Premier League Clubs Shake Up Financial Fair Play with Radical New Squad Cost Rules

Premier League clubs have voted to implement significant changes to the division's financial regulations, effective from the start of the next season. These overhauls include the scrapping of the existing Profitability and Sustainability Rules (PSR) and the introduction of new Squad-Cost Rules (SCR) and Sustainability and Systematic Resilience (SSR) proposals. However, controversial plans for 'top-to-bottom anchoring' were ultimately rejected.
The new Squad-Cost Rules (SCR) will limit clubs to spending no more than 85% of their total football revenue, which includes net profit or loss from transfers. For clubs participating in UEFA competitions, a stricter limit of 70% of revenue on football costs will apply, aligning the Premier League more closely with UEFA's existing financial dictates. Squad costs under SCR will encompass player and manager wages, transfer fees, and agents' fees. The new system also includes a multi-year allowance of an extra 30%, though exceeding this will incur a levy, with clubs eventually needing to comply with the 85% threshold or face sporting sanctions. The Premier League stated that SCR aims to foster opportunities for all clubs, promoting greater success and bringing the league's financial framework nearer to UEFA's model.
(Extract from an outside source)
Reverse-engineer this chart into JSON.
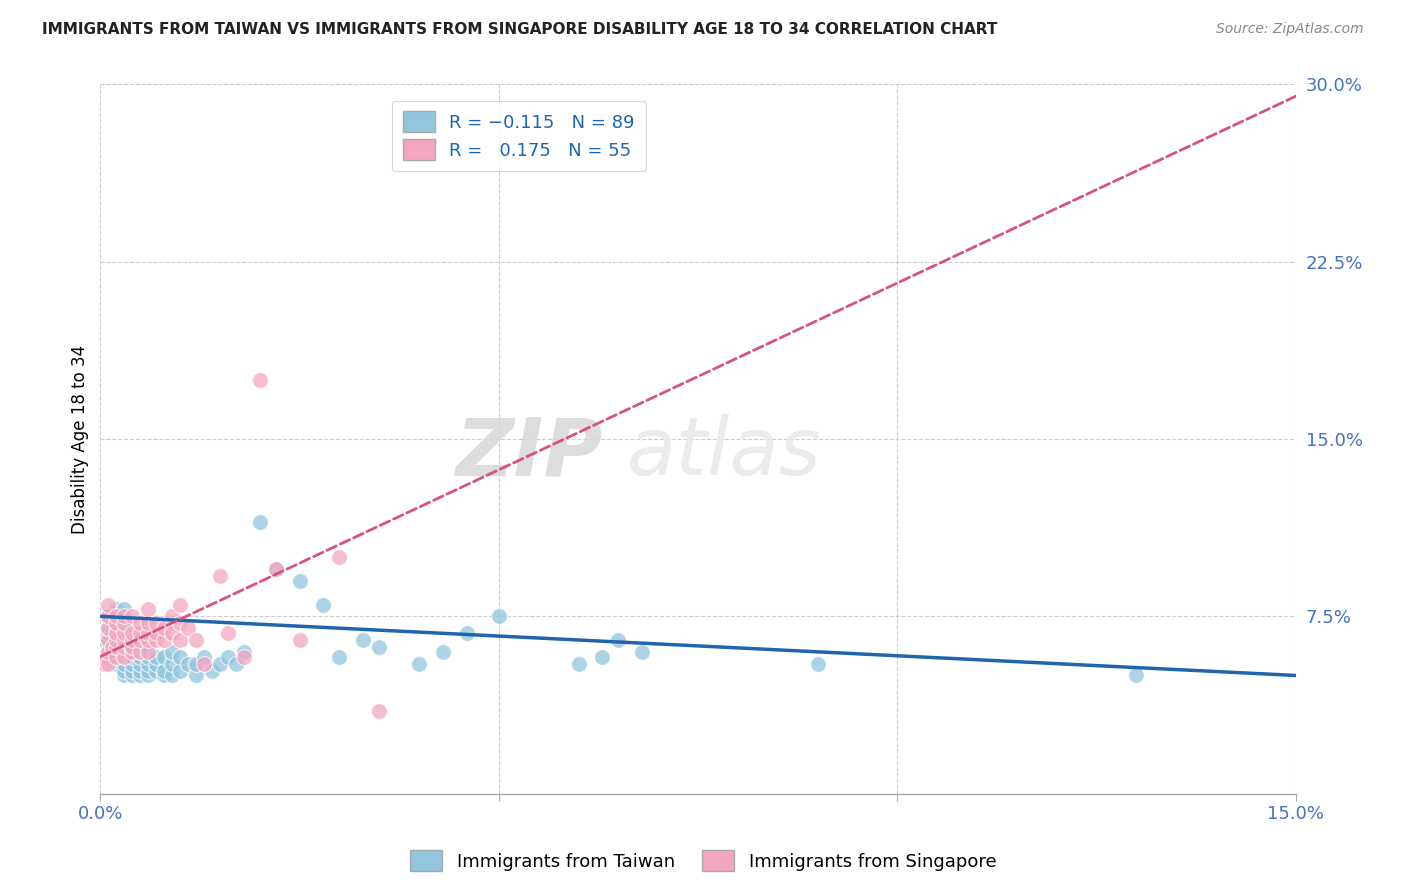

Key features of this system include transparent in-season monitoring and sanctions, protection against sporting underperformance, flexibility to spend ahead of revenues, enhanced ability to invest off the pitch, and a reduction in complexity by focusing specifically on football-related expenditures.
The previous Profitability and Sustainability Rules (PSR) had imposed a maximum loss of £105 million ($137.2m) over a rolling three-year period. The shift to SCR, which focuses on a ratio of spending to revenue, offers a different approach to financial management within the league.
Alongside SCR, new Sustainability and Systematic Resilience (SSR) proposals were unanimously approved by the clubs. These proposals are designed to assess a club's financial health across short, medium, and long-term horizons, utilizing three specific tests: the Working Capital Test, the Liquidity Test, and the Positive Equity Test.
Conversely, the proposal for 'top-to-bottom anchoring' (TBA) failed to gain the necessary support and was rejected. This controversial proposal would have limited any club's spending to no more than five times the amount earned by the league's bottom club in the previous season from centralized payments, such as prize money, television fees, and collective commercial income. While supporters believed anchoring would enhance competitive balance, the Professional Footballers Association (PFA) raised concerns that such a cap could negatively impact players' wages. Additionally, fears were voiced that top English clubs might struggle to compete for elite players in the global transfer market if a hard spending cap were introduced. Three major sports agencies, CAA Stellar, CAA Base, and Wasserman, had even threatened potential legal action, suggesting TBA could contravene section two of the UK's Competition Act. The decision to link spending limits to revenue, as with SCR, rather than a fixed number based on centralized contracts, provides clubs with greater financial flexibility.
The votes, which took place in London on Friday, conclude two years of consultations. This period included trialling both SCR and TBA through shadow monitoring over the last two seasons, allowing clubs to understand potential compliance requirements. SCR passed with 14 votes in favour and six against, meeting the minimum requirement for a rule change, while SSR received unanimous backing. The anchoring proposal, however, was rejected with 12 votes against, seven in favour, and one abstention.